LSG Rheinland-Pfalz, 16.08.2011 - L 5 KR 175/11 B ER
Anmerkungen: Nach § 14 SGB IX ist ein Rehabilitationsträger verpflichtet, innerhalb von zwei Wochen nach Eingang der Akten über seine Zuständigkeit zu entscheiden. Hält er sich nicht für Zuständig, leitet er den Antrag unverzüglich an den zuständigen Leistungsträger weiter oder muss unverzüglich über den REHA-Bedarf entscheiden (§ 14 Abs. 2 S.1 SGB IX). IN dem vom LSG Rh-Pfalz zu entscheidenden Fall hatte sich das Jugendamt für die Unterbringung eine Jugendlichen in einer Wohngemeinschaft mit therapeutischer Begleitung für unzuständig erklärt und den REHA-Antrag an die Krankasse einer Jugendlichen weitergeleitet. Die Krankenkasse stellte sich auf den Standpunkt, sie sei nicht zuständig, was wohl auch richtig war, da die Übernahme von Kosten einer Wohngemeinschaft nicht zum Leistungskatalog der gesetzlichen Krankenversicherung gehört. Die Antragstellerin (die Jugendliche) hatte gegen die Krankenkasse erfolgreich vor dem Sozialgericht die Übernahme der Kosten für die Unterbringung in der Wohngemeinschaft im einstweiligen Rechtsschutzverfahren (§ 86b Abs. 2 S. 1 SGG) geltend gemacht.

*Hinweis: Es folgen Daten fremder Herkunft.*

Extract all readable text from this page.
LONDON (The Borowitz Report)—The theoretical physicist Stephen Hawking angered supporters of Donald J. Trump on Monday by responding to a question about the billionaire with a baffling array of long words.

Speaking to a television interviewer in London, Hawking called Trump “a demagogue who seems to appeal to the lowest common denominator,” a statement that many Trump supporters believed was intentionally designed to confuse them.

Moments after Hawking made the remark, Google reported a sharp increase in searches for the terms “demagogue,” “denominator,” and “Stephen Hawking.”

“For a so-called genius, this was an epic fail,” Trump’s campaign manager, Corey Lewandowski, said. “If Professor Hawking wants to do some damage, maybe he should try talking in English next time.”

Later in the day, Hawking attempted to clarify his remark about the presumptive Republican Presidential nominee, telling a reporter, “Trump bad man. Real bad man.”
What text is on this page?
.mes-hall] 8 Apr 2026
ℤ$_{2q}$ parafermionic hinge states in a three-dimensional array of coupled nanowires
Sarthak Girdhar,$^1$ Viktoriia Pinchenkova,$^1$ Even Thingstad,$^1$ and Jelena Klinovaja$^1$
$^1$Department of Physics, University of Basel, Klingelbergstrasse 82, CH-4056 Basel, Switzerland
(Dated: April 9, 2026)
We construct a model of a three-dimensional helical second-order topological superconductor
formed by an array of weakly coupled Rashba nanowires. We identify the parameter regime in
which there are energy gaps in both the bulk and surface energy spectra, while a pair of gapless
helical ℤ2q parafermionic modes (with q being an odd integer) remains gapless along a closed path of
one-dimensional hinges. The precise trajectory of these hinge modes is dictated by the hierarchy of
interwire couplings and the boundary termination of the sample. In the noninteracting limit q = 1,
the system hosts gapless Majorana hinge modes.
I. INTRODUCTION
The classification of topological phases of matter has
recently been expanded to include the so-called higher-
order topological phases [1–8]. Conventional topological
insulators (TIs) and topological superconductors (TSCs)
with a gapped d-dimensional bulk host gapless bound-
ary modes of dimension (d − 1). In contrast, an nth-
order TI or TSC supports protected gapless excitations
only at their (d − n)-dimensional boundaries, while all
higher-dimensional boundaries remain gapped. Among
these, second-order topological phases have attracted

Die Beschwerde der Krankenkasse hiergegen vor dem LSG RPf war erfolglos, weil bereits das Bundessozialgericht (BSG, 26.06.2007 - B 1 KR 34/06 R) eine Zurückleitung der Unterlagen nach § 14 SGB IX an den verweisenden Leistungsträger für unzulässig erachtete.
Behinderte müssen mit Anträgen nicht von Pontius zu Pilatus laufen Landessozialgerichts (LSG) Rheinland-Pfalz in Mainz (AZ: L 5 KR 175/11 B ER)

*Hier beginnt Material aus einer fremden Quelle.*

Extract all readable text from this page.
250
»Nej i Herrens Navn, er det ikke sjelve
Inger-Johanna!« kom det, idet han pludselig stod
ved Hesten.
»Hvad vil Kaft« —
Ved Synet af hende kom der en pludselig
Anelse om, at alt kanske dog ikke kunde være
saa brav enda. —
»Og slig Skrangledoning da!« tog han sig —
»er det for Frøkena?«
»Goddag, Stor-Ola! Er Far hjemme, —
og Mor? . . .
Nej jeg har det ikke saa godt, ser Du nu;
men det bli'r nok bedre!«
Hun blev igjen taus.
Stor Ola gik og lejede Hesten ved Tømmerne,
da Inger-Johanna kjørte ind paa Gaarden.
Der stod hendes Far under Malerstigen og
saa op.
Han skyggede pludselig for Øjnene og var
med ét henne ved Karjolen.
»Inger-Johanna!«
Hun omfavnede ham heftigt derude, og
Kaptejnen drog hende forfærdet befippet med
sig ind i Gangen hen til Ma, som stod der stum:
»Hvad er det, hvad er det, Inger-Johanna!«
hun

Anträge auf Hilfen für behinderte Menschen dürfen sich die Sozialträger nicht auf Kosten der Betroffenen gegenseitig hin und her schieben. Eine Weiterleitung ist nur einmal zulässig, spätestens der zweite Träger muss entscheiden, heißt es in einem am Donnerstag, 01.09.2011, veröffentlichten Beschluss des Landessozialgerichts (LSG) Rheinland-Pfalz in Mainz (AZ: L 5 KR 175/11 B ER). Das gelte selbst dann, „wenn die erste Weiterleitung unberechtigt oder sogar rechtsmissbräuchlich erfolgte“. Um die Eingliederung behinderter Menschen in Arbeit und Gesellschaft zu unterstützen, gibt es unzählige Hilfen – vom Umbau des Autos über Hilfen am Arbeitsplatz bis zur persönlichen Assistenz beim Einkaufen. Zuständig sind die Renten-, Arbeitslosen-, Kranken- und Pflegeversicherung, die Sozialhilfe und die Integrationsämter. Welche Behörde nun gerade was bezahlt, ist oft umstritten und von den Betroffenen kaum zu überschauen.

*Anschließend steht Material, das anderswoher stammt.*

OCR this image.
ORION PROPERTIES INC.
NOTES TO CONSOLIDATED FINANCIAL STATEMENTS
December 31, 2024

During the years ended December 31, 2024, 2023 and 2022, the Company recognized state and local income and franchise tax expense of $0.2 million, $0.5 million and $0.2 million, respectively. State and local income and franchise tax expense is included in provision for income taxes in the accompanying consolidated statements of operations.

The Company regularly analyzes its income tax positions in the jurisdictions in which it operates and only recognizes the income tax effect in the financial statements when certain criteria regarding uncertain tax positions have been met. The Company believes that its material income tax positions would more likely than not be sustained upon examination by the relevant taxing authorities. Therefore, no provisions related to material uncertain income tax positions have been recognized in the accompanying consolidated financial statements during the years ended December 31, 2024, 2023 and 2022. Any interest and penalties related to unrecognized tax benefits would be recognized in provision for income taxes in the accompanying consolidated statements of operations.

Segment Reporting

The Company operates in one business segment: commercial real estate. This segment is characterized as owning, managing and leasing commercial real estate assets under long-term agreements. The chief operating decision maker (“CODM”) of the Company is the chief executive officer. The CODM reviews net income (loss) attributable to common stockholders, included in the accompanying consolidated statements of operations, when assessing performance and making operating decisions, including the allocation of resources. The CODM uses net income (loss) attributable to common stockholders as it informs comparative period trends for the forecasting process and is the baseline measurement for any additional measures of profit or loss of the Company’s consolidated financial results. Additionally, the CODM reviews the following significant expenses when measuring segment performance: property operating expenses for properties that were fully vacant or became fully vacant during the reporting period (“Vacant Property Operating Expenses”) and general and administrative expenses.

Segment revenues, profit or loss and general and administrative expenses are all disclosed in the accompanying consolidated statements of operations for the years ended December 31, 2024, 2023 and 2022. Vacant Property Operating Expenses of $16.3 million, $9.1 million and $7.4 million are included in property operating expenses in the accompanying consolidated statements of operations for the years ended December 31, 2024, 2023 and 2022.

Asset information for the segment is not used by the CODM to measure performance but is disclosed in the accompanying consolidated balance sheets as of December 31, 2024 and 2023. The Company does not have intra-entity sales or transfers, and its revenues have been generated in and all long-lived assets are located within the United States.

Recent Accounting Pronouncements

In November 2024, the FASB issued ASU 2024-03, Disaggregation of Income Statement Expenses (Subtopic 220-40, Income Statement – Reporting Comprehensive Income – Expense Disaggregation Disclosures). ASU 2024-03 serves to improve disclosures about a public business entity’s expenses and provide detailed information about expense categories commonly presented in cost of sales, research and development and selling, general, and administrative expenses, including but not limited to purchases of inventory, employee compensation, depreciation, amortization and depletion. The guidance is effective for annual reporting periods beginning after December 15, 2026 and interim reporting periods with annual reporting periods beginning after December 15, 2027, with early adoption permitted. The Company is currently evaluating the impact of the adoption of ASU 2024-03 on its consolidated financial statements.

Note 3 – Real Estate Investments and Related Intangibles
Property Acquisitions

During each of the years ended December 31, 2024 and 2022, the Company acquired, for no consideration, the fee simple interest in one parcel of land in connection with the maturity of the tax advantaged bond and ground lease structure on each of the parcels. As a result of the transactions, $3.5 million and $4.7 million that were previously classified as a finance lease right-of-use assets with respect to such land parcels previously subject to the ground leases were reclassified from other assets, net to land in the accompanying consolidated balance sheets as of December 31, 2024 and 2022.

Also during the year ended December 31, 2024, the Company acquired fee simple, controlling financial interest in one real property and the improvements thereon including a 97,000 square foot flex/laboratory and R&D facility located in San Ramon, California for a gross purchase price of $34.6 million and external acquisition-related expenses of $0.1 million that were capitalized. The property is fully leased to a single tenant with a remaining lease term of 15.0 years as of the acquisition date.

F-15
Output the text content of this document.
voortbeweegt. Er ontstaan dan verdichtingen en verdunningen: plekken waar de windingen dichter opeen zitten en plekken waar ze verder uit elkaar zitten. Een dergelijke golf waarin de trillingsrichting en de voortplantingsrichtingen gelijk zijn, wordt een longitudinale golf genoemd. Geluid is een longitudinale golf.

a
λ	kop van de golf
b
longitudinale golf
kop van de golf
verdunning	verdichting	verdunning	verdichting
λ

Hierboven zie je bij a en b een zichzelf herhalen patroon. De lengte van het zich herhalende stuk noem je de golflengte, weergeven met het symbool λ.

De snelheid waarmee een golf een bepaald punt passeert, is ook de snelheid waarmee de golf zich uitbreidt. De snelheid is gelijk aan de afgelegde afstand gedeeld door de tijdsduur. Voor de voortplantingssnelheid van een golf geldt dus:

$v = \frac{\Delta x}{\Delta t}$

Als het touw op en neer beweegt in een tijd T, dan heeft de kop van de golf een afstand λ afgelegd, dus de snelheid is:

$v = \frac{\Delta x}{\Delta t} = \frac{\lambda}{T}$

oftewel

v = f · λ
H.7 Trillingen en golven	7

Die Klägerin hatte beim Landkreis ihre Unterbringung in einer Einrichtung für junge Menschen mit Essstörungen beantragt. Der Sozialhilfeträger mutmaßte, es könne ein Fall medizinischer Rehabilitation vorliegen und reichte den Antrag daher an die Krankenkasse weiter. Die war nicht ganz zu unrecht sauer; denn in der Wohngruppe, die die Ärzte der Jugendlichen empfohlen hatten, wurde medizinische Rehabilitation gar nicht angeboten.
Wie nun das LSG betonte, muss die Krankenkasse trotzdem die Unterbringung in dem Wohnheim übernehmen. „Zur Vermeidung von Zuständigkeitsstreitigkeiten auf dem Rücken der Betroffenen“ greife das gesetzliche Verbot mehrfacher Weiterleitung sogar in solchen gegebenenfalls missbräuchlichen Fällen. Daher habe in der Vorinstanz das Sozialgericht Koblenz eine entsprechende Anordnung gegen die Krankenkasse treffen dürfen. Ob die Krankenkasse sich das Geld dann vom Sozialhilfeträger zurückholen kann, hatte das LSG in seinem Beschluss vom 16.08.2011 nicht zu entscheiden.
Ähnlich hatte am 11.05.2011 auch das Bundessozialgericht (BSG) in Kassel zu einem Antrag auf ein „persönliches Budget“ für behinderte Menschen entschieden (AZ: B 5 R 54/10 R). Der Vorwurf des Missbrauchs stand in dem Kasseler Fall allerdings nicht im Raum.